1- Menyadari bahwa suami atau istri adalah anak ibunya. Maka wajar jika suami atau istri menyayangi ibunya, ingin membahagiakan ibunya, ingin berbuat sesuatu untuk ibunya, dan semuanya adalah baik, ia merupakan ungkapan bakti anak kepada ibu. Selama kebaikan suami atau istri kepada ibunya tidak membuatnya melalaikan tugas dan kewajibannya sebagai suami atau istri, maka Anda sebagai suami atau istri tidak perlu risau atau gusar. Bersikaplah dewasa, matang lagi arif. Anda harus mengerti bahwa suami atau istri Anda, sekali pun dia adalah suami atau istri Anda, dia tetaplah anak mertua yang tidak mungkin terlepas darinya hanya karena menjadi suami atau istri bagi Anda.

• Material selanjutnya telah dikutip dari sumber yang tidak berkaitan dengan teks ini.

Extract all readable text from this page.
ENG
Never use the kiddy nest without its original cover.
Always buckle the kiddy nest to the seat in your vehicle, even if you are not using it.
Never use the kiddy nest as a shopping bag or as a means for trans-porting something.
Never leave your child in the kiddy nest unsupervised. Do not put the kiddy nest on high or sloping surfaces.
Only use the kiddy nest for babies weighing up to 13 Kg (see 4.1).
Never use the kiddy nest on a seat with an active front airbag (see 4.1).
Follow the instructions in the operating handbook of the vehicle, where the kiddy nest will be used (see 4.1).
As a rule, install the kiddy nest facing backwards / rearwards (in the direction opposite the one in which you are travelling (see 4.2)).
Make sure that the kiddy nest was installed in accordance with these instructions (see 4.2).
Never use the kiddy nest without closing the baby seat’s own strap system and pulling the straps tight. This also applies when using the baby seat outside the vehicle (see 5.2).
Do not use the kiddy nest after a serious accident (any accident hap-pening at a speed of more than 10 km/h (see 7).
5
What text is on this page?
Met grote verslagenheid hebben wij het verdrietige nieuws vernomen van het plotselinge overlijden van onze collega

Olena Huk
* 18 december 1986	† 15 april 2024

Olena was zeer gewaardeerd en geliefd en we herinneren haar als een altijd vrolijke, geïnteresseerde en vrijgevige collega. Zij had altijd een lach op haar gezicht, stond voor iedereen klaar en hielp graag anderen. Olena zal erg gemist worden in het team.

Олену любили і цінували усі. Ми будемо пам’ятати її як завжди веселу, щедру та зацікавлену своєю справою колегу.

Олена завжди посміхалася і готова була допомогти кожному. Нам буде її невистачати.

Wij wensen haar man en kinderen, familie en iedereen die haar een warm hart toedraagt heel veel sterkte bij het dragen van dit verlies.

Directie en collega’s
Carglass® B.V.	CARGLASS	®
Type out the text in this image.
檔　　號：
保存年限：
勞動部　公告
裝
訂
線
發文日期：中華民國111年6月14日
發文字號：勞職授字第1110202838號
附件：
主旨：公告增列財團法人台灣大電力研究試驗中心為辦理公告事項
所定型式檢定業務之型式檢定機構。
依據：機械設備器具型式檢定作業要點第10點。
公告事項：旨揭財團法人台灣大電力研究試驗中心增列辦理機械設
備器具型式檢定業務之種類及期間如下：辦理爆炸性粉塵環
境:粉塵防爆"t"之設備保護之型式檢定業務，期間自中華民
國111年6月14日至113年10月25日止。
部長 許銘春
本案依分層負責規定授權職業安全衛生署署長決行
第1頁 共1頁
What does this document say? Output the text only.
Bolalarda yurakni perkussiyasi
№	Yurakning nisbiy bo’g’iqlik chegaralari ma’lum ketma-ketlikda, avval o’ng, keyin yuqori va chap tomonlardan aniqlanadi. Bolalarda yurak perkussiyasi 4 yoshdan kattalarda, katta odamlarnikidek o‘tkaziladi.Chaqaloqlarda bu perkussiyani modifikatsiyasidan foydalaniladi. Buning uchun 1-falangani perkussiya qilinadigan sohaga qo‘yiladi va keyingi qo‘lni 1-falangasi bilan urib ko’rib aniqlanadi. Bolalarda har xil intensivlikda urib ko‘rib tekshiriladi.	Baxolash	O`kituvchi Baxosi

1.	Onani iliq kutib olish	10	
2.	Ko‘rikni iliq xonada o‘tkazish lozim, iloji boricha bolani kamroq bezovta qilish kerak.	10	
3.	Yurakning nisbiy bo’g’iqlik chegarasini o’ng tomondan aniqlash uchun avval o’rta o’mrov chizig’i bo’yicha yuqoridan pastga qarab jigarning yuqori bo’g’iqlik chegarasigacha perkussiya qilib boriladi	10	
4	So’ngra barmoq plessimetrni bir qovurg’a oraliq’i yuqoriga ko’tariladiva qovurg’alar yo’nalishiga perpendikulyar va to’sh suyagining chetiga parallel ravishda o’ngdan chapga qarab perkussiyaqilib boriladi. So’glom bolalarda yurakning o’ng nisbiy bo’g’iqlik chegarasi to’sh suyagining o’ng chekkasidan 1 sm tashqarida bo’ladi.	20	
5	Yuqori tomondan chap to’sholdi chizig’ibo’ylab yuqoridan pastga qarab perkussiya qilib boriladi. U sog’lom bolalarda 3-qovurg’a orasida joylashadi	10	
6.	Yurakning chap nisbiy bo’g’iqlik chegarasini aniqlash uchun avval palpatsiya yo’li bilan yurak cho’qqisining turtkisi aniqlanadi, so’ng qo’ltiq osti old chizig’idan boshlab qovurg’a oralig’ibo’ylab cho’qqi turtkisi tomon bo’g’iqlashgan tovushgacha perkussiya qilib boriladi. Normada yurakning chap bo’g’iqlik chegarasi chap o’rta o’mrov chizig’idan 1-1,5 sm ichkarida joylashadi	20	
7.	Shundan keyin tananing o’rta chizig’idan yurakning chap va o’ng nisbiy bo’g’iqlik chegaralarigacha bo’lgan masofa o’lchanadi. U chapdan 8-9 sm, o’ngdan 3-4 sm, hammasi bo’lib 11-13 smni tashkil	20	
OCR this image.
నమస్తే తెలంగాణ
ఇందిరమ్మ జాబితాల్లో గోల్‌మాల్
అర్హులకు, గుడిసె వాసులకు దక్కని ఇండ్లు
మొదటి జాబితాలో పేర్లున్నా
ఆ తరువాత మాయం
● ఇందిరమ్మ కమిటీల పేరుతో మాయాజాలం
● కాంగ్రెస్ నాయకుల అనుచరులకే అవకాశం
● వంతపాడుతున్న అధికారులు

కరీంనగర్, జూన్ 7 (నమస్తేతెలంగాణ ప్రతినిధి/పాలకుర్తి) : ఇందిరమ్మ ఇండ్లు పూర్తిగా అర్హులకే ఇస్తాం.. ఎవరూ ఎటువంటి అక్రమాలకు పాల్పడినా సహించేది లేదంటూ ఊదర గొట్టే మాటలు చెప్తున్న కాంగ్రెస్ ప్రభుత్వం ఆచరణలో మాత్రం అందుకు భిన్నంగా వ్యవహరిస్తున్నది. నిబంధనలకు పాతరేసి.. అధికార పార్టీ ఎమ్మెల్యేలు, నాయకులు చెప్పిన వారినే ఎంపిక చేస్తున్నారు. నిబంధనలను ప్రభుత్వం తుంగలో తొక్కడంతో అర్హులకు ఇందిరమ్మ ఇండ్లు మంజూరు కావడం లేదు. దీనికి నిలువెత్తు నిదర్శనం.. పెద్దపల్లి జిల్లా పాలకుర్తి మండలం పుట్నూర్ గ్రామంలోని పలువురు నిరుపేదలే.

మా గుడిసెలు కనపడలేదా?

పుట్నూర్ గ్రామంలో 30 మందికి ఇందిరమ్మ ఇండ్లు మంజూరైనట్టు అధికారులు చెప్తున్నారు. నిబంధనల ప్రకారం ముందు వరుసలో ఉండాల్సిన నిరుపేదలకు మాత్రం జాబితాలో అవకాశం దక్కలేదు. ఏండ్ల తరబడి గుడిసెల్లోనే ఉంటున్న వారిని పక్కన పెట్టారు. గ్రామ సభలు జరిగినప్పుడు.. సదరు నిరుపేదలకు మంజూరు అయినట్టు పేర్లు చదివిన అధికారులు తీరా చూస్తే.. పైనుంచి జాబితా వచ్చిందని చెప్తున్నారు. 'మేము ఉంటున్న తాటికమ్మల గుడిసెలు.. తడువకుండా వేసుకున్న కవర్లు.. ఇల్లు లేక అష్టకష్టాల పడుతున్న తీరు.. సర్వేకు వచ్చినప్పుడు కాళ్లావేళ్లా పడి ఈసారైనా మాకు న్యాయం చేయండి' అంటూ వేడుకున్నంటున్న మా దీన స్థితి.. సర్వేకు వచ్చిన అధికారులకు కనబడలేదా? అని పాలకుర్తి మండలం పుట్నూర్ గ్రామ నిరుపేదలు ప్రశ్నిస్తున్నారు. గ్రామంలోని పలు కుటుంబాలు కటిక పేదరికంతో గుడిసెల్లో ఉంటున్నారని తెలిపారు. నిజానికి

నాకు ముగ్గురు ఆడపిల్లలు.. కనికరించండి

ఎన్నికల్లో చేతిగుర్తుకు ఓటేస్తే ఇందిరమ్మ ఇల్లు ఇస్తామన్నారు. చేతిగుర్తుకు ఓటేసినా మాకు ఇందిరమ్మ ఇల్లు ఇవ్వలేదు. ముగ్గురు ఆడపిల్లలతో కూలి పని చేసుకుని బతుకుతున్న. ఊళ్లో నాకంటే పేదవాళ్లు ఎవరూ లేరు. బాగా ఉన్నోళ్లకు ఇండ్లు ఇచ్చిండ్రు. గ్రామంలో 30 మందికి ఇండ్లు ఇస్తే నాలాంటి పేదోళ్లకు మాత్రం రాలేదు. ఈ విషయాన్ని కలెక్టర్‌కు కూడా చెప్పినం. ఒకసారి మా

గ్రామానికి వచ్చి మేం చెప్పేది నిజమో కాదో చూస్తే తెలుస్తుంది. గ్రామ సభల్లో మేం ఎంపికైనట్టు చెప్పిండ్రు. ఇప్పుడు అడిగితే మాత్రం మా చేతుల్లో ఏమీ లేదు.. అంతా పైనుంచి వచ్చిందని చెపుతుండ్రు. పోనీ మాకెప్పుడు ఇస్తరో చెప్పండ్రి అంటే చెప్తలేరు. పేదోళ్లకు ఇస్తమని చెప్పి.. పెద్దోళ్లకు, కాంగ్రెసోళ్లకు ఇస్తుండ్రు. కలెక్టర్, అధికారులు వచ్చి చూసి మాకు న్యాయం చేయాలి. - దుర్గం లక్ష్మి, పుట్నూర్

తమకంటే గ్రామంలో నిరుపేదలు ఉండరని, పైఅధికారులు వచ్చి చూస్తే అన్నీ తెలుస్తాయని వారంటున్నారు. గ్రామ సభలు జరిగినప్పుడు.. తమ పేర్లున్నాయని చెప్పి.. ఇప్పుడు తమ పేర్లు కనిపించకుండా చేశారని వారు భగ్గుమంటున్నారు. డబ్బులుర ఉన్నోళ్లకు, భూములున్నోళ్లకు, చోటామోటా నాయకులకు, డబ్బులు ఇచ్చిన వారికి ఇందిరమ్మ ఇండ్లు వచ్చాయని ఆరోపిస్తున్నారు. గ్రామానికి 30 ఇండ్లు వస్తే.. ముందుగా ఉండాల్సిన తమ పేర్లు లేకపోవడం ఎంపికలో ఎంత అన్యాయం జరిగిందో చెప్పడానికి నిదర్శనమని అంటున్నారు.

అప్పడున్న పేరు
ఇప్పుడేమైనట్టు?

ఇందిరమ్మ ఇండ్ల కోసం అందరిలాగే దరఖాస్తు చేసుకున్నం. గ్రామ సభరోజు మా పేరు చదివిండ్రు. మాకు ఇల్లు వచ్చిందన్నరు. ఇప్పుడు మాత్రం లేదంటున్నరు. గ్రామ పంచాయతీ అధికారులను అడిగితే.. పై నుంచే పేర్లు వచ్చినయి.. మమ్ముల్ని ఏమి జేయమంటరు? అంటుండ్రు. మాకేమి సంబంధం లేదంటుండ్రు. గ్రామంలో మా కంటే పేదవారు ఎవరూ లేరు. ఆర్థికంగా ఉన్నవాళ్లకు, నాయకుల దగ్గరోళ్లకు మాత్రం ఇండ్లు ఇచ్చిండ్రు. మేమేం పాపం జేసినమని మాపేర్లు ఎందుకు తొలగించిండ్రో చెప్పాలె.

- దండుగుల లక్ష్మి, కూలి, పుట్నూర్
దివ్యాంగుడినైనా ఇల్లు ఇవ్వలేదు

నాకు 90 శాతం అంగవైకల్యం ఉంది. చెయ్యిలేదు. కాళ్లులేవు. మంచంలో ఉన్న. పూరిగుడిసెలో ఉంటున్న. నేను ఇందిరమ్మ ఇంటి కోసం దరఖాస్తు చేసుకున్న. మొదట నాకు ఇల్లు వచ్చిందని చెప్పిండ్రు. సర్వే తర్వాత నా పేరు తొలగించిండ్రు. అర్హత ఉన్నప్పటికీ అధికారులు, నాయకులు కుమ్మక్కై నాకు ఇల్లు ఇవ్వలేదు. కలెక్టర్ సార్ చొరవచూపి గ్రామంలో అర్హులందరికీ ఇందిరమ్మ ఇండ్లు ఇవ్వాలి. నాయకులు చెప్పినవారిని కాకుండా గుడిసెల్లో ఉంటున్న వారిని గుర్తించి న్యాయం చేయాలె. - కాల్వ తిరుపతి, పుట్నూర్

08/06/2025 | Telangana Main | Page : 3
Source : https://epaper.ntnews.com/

2- Memberi perhatian dan kebaikan. Bisa lewat hadiah, bisa lewat halo apa kabar melalui HP atau telepon, bisa melalu kunjungan rutin bulanan atau dua bulanan atau kondisional. Siapa pun mengetahui betapa besar pengaruh perhatian dan kebaikan untuk meluluhkan hati seseorang. Wa ahsin ilan nasi tasta’bid qulubahum, berbuat baiklah kepada manusia niscaya kamu bisa mengambil hati mereka. Penulis yakin jika Anda sebagai menantu melakukan hal ini secara tulus niscaya hubungan Anda dengan mertua akan menjadi akrab dan bersahabat.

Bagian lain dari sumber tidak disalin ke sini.